China PMIs sink Asia equities
Overnight, US markets enjoyed a positive day notable for strong flows into technology stocks. The S&P 500 and Nasdaq closed at record highs as the S&P 500 rose 0.43% and the Nasdaq climbed by 0.90%. The Dow Jones appeared to be suffering some Hurricane Ida effects as it finished 0.16% lower. US after-market futures on all three are slightly higher in Asia, rising around 0.10%.
The story in Asia is very different, though. Regional markets were always likely to struggle after China announced limits on children’s online game time, with China tech stocks sure to have been in the firing line. But a barely expansionary China Manufacturing PMI and the surprise tumble by the Services PMI sealed the region’s fate, and equity markets have mostly headed south.

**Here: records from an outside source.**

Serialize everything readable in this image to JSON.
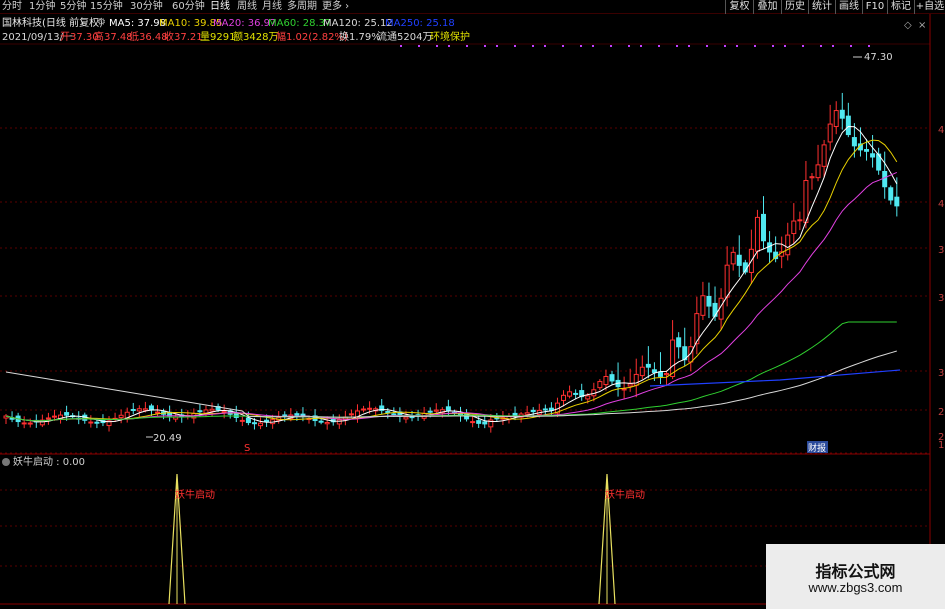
{
  "period_tabs": [
    {
      "label": "分时"
    },
    {
      "label": "1分钟"
    },
    {
      "label": "5分钟"
    },
    {
      "label": "15分钟"
    },
    {
      "label": "30分钟"
    },
    {
      "label": "60分钟"
    },
    {
      "label": "日线",
      "active": true
    },
    {
      "label": "周线"
    },
    {
      "label": "月线"
    },
    {
      "label": "多周期"
    },
    {
      "label": "更多"
    }
  ],
  "right_buttons": [
    "复权",
    "叠加",
    "历史",
    "统计",
    "画线",
    "F10",
    "标记",
    "+自选"
  ],
  "stock": {
    "name": "国林科技(日线 前复权)"
  },
  "ma": {
    "ma5": {
      "label": "MA5: 37.98",
      "color": "#ffffff"
    },
    "ma10": {
      "label": "MA10: 39.85",
      "color": "#e8d000"
    },
    "ma20": {
      "label": "MA20: 36.97",
      "color": "#e040e0"
    },
    "ma60": {
      "label": "MA60: 28.37",
      "color": "#30d030"
    },
    "ma120": {
      "label": "MA120: 25.12",
      "color": "#d8d8d8"
    },
    "ma250": {
      "label": "MA250: 25.18",
      "color": "#2040ff"
    }
  },
  "day": {
    "date": "2021/09/13/一",
    "open": "开37.30",
    "high": "高37.48",
    "low": "低36.48",
    "close": "收37.21",
    "volume": "量9291",
    "amount": "额3428万",
    "change": "幅1.02(2.82%)",
    "turnover": "换1.79%",
    "float": "流通5204万",
    "concept": "环境保护"
  },
  "annotations": {
    "max_price": "47.30",
    "min_price": "20.49",
    "event_s": "S",
    "event_report": "财报"
  },
  "right_axis_ticks": [
    "4",
    "4",
    "3",
    "3",
    "3",
    "2",
    "2",
    "1"
  ],
  "indicator": {
    "title": "妖牛启动 : 0.00",
    "signal_label": "妖牛启动",
    "signals": [
      {
        "label": "妖牛启动"
      },
      {
        "label": "妖牛启动"
      }
    ]
  },
  "watermark": {
    "title": "指标公式网",
    "url": "www.zbgs3.com"
  }
}
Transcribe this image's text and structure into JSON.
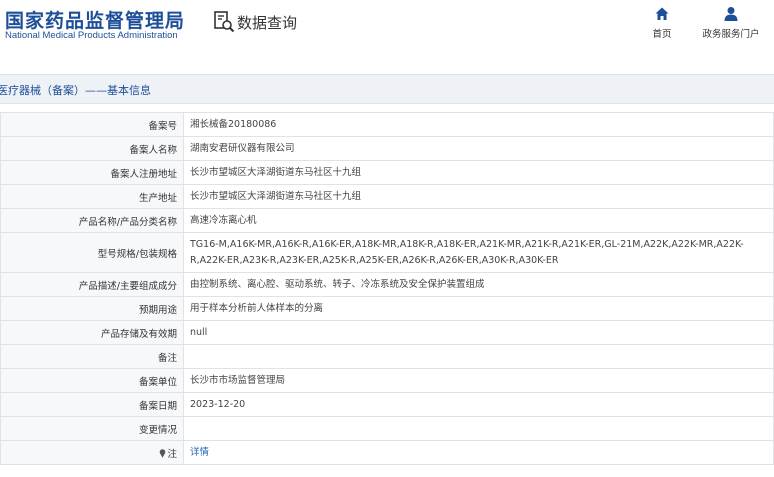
{
  "header": {
    "brand_cn": "国家药品监督管理局",
    "brand_en": "National Medical Products Administration",
    "query_label": "数据查询",
    "nav": [
      {
        "label": "首页",
        "icon": "home-icon"
      },
      {
        "label": "政务服务门户",
        "icon": "user-icon"
      }
    ]
  },
  "section": {
    "title": "医疗器械（备案）——基本信息"
  },
  "rows": [
    {
      "label": "备案号",
      "value": "湘长械备20180086"
    },
    {
      "label": "备案人名称",
      "value": "湖南安君研仪器有限公司"
    },
    {
      "label": "备案人注册地址",
      "value": "长沙市望城区大泽湖街道东马社区十九组"
    },
    {
      "label": "生产地址",
      "value": "长沙市望城区大泽湖街道东马社区十九组"
    },
    {
      "label": "产品名称/产品分类名称",
      "value": "高速冷冻离心机"
    },
    {
      "label": "型号规格/包装规格",
      "value": "TG16-M,A16K-MR,A16K-R,A16K-ER,A18K-MR,A18K-R,A18K-ER,A21K-MR,A21K-R,A21K-ER,GL-21M,A22K,A22K-MR,A22K-R,A22K-ER,A23K-R,A23K-ER,A25K-R,A25K-ER,A26K-R,A26K-ER,A30K-R,A30K-ER"
    },
    {
      "label": "产品描述/主要组成成分",
      "value": "由控制系统、离心腔、驱动系统、转子、冷冻系统及安全保护装置组成"
    },
    {
      "label": "预期用途",
      "value": "用于样本分析前人体样本的分离"
    },
    {
      "label": "产品存储及有效期",
      "value": "null"
    },
    {
      "label": "备注",
      "value": ""
    },
    {
      "label": "备案单位",
      "value": "长沙市市场监督管理局"
    },
    {
      "label": "备案日期",
      "value": "2023-12-20"
    },
    {
      "label": "变更情况",
      "value": ""
    },
    {
      "label": "注",
      "value": "详情",
      "icon": "pin-icon"
    }
  ],
  "colors": {
    "brand": "#1d4f99",
    "link": "#1d64b3",
    "label_bg": "#f7f8fa",
    "border": "#dfe3e8"
  }
}
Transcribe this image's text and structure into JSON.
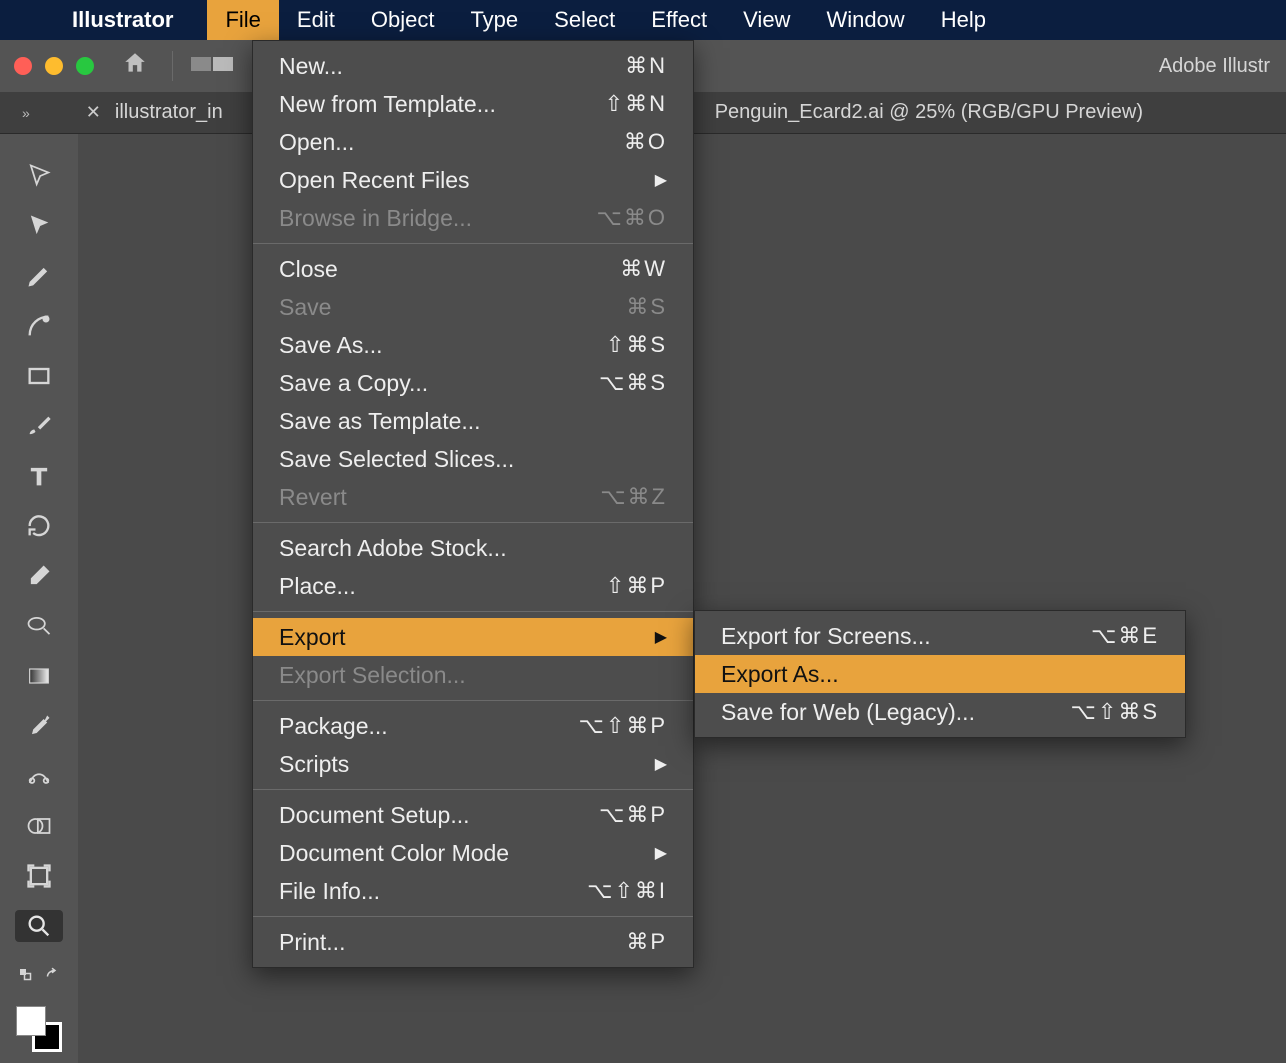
{
  "menubar": {
    "app_name": "Illustrator",
    "items": [
      "File",
      "Edit",
      "Object",
      "Type",
      "Select",
      "Effect",
      "View",
      "Window",
      "Help"
    ],
    "active": "File"
  },
  "app_chrome": {
    "title_right": "Adobe Illustr"
  },
  "tabs": {
    "tab1": "illustrator_in",
    "tab2": "Penguin_Ecard2.ai @ 25% (RGB/GPU Preview)"
  },
  "file_menu": {
    "groups": [
      [
        {
          "label": "New...",
          "shortcut": "⌘N"
        },
        {
          "label": "New from Template...",
          "shortcut": "⇧⌘N"
        },
        {
          "label": "Open...",
          "shortcut": "⌘O"
        },
        {
          "label": "Open Recent Files",
          "submenu": true
        },
        {
          "label": "Browse in Bridge...",
          "shortcut": "⌥⌘O",
          "disabled": true
        }
      ],
      [
        {
          "label": "Close",
          "shortcut": "⌘W"
        },
        {
          "label": "Save",
          "shortcut": "⌘S",
          "disabled": true
        },
        {
          "label": "Save As...",
          "shortcut": "⇧⌘S"
        },
        {
          "label": "Save a Copy...",
          "shortcut": "⌥⌘S"
        },
        {
          "label": "Save as Template..."
        },
        {
          "label": "Save Selected Slices..."
        },
        {
          "label": "Revert",
          "shortcut": "⌥⌘Z",
          "disabled": true
        }
      ],
      [
        {
          "label": "Search Adobe Stock..."
        },
        {
          "label": "Place...",
          "shortcut": "⇧⌘P"
        }
      ],
      [
        {
          "label": "Export",
          "submenu": true,
          "highlight": true
        },
        {
          "label": "Export Selection...",
          "disabled": true
        }
      ],
      [
        {
          "label": "Package...",
          "shortcut": "⌥⇧⌘P"
        },
        {
          "label": "Scripts",
          "submenu": true
        }
      ],
      [
        {
          "label": "Document Setup...",
          "shortcut": "⌥⌘P"
        },
        {
          "label": "Document Color Mode",
          "submenu": true
        },
        {
          "label": "File Info...",
          "shortcut": "⌥⇧⌘I"
        }
      ],
      [
        {
          "label": "Print...",
          "shortcut": "⌘P"
        }
      ]
    ]
  },
  "export_submenu": [
    {
      "label": "Export for Screens...",
      "shortcut": "⌥⌘E"
    },
    {
      "label": "Export As...",
      "highlight": true
    },
    {
      "label": "Save for Web (Legacy)...",
      "shortcut": "⌥⇧⌘S"
    }
  ],
  "tools": [
    "selection",
    "direct-selection",
    "pen",
    "curvature",
    "rectangle",
    "paintbrush",
    "type",
    "rotate",
    "eraser",
    "shaper",
    "gradient",
    "eyedropper",
    "blend",
    "shape-builder",
    "artboard",
    "zoom"
  ]
}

After reasonable data releases, Japan and South Korea have recovered their post-China data losses, the Nikkei and Kospi rising 0.45% today. However, in China, the Shanghai Composite has fallen 0.75%, with the CSI 300 and Hang Seng tumbling by 1.45%. Singapore is 1.40% lower, with Taipei falling 0.65%, Jakarta by 0.25%, and Bangkok is flat. Malaysia is on holiday. Australia has taken its cues from New York, and post a solid current account release, the ASX 200 and All Ordinaries are 0.40% higher.
European equities are likely to look at China as a localised problem today and will likely push higher at today’s open. Similarly, I see nothing to stop the music playing in New York; that will have to wait for Friday’s payroll data.
Despite the endless optimism of the dip buyers, the dead cat bounce may be with us for some time to come in China. With a seemingly new intervention by the China government in a new sector each day, it is clear that regulatory risk is not going away anytime soon. If China’s economy is indeed slowing as well, the picture becomes darker once again, as it does for its more correlated regional neighbours. One bright spot is that a slowing economy in China will prompt stimulus measures from the central government, potentially limiting the fallout on equities.